Although most of the talks were well presented, I will confess to often not having followed their statistical nuances. On the other hand, the panel discussions at the end of each half-day's set of talks were always quite interesting because the questions that arose addressed the many unresolved issues facing those currently developing approaches to microarray analysis. One point that came up repeatedly was the need for replication (for example, there was no replication in the data set of Golub et al.) to get a better sense of the variability associated with the data. This, in turn, led to the observation that in microarray studies, replication is needed for many reasons, including chip-to-chip variability, variability in RNA isolation, and tissue-to-tissue variability along with the related problem of tissue heterogeneity. The panel discussions also repeatedly emphasized the fact that the 'best' approach for analyzing any given data set will be related to the question being asked of that data set - a point that should keep many statisticians occupied for some time to come. For the record, the award for Best Presentation went to Chris Stoeckert (University of Pennsylvania, Philadelphia, USA) who developed a non-parametric approach he named PaGE (Pattern from Gene Expression [http://www.cbil.upenn.edu/PaGE]). Full details of the conference can be found on the CAMDA 2000 home page [http://bioinformatics.duke.edu/camda/].

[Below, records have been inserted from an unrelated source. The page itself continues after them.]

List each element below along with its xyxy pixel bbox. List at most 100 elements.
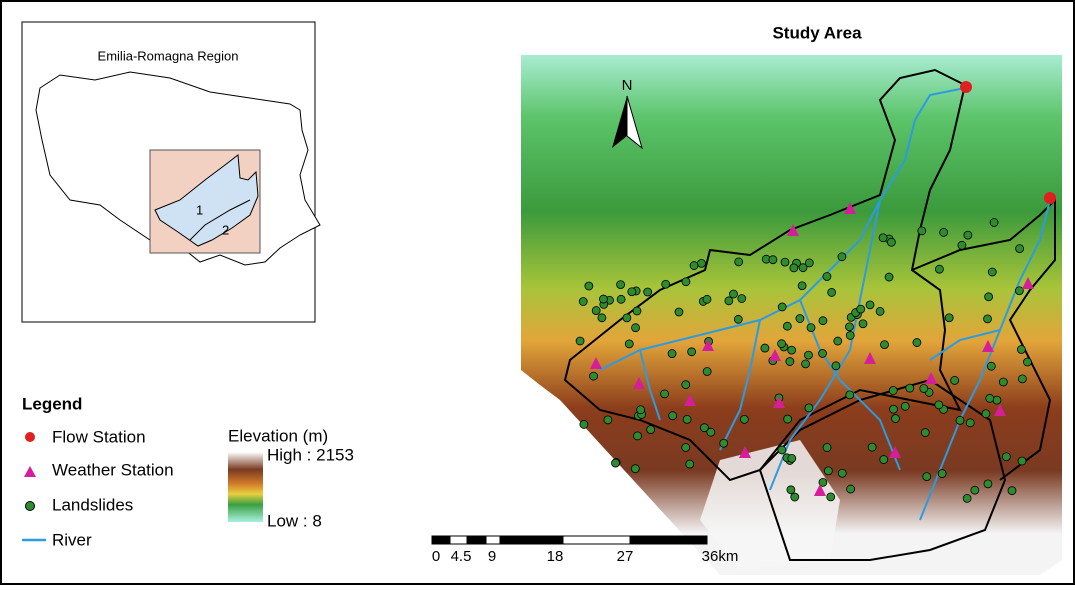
landslide [733, 314, 743, 324]
weather-station [787, 224, 799, 236]
scale-segment [485, 535, 501, 545]
landslide [597, 313, 607, 323]
landslide [681, 277, 691, 287]
north-label: N [622, 77, 633, 94]
legend-label: Landslides [52, 495, 133, 514]
landslide [790, 492, 800, 502]
landslide [822, 272, 832, 281]
landslide [891, 414, 900, 423]
north-arrow [626, 95, 643, 150]
elevation-ramp [228, 452, 263, 522]
landslide [589, 371, 598, 381]
landslide [787, 453, 797, 463]
landslide [986, 361, 996, 371]
landslide [729, 289, 738, 299]
landslide [962, 493, 972, 503]
landslide [826, 492, 836, 502]
scale-segment [466, 535, 487, 545]
elevation-high: High : 2153 [267, 445, 354, 464]
landslide [681, 443, 691, 452]
landslide [886, 237, 896, 247]
landslide [624, 339, 634, 349]
rivers [599, 87, 1051, 521]
weather-station [702, 339, 714, 351]
landslide [806, 323, 816, 333]
landslide [845, 331, 855, 340]
landslide [935, 264, 944, 274]
landslide [699, 423, 709, 433]
landslide [685, 459, 695, 469]
landslide [578, 297, 588, 306]
landslide [627, 287, 637, 297]
weather-station [684, 394, 696, 406]
inset-title: Emilia-Romagna Region [98, 48, 239, 63]
legend-title: Legend [22, 394, 82, 413]
landslide [616, 294, 626, 304]
weather-stations [590, 202, 1034, 496]
weather-station [889, 446, 901, 458]
landslides [575, 218, 1032, 503]
landslide [630, 464, 640, 474]
landslide [858, 319, 868, 329]
landslide [787, 345, 797, 355]
landslide [777, 445, 787, 455]
landslide [934, 400, 944, 410]
landslide [697, 258, 706, 268]
landslide [1014, 286, 1024, 296]
landslide [591, 306, 601, 315]
landslide [661, 279, 671, 289]
landslide [674, 307, 684, 317]
landslide [760, 343, 770, 353]
landslide [950, 376, 960, 385]
weather-station [982, 340, 994, 352]
landslide [687, 347, 697, 357]
landslide [900, 401, 910, 411]
landslide [944, 313, 954, 323]
landslide [668, 411, 678, 421]
landslide [804, 403, 814, 413]
weather-station [590, 357, 602, 369]
landslide [998, 377, 1008, 387]
landslide [963, 230, 973, 240]
landslide [875, 306, 885, 316]
legend-symbol [25, 501, 35, 511]
landslide [889, 404, 898, 414]
landslide [786, 485, 796, 495]
landslide [823, 466, 833, 476]
basins [154, 154, 259, 247]
landslide [905, 383, 915, 393]
scale-segment [562, 535, 631, 545]
landslide [983, 314, 992, 324]
landslide [739, 414, 749, 424]
legend-label: Flow Station [52, 427, 146, 446]
landslide [984, 292, 994, 302]
map-title: Study Area [772, 23, 862, 42]
landslide [734, 257, 744, 267]
landslide [917, 226, 927, 236]
landslide [845, 322, 854, 332]
landslide [880, 340, 889, 350]
scale-segment [449, 535, 468, 545]
landslide [702, 294, 712, 304]
landslide [837, 468, 847, 478]
landslide [1023, 357, 1032, 367]
scale-segment [629, 535, 708, 545]
terrain [521, 55, 1062, 575]
landslide [992, 395, 1002, 405]
basin-boundary [911, 197, 1056, 481]
landslide [884, 272, 894, 282]
landslide [777, 302, 787, 312]
landslide [1001, 452, 1011, 462]
landslide [867, 442, 877, 452]
landslide [682, 414, 692, 424]
legend-label: River [52, 530, 92, 549]
landslide [622, 313, 632, 323]
landslide [632, 306, 642, 316]
landslide [795, 314, 805, 323]
landslide [797, 281, 807, 291]
landslide [856, 304, 866, 314]
scale-segment [431, 535, 451, 545]
landslide [987, 267, 997, 277]
landslide [957, 240, 967, 250]
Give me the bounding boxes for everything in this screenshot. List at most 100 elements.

Although this meeting represented the first of its kind, it is probably unfortunate that the Golub et al. study was so focused on the specific question of classifying the leukemias, because that drove most of the participants' analyses. Nevertheless, it was a good first effort, and I suspect that additional meetings having this format will appear regularly in the future as mathematical, computer and biological scientists continue to develop and use microarray technology.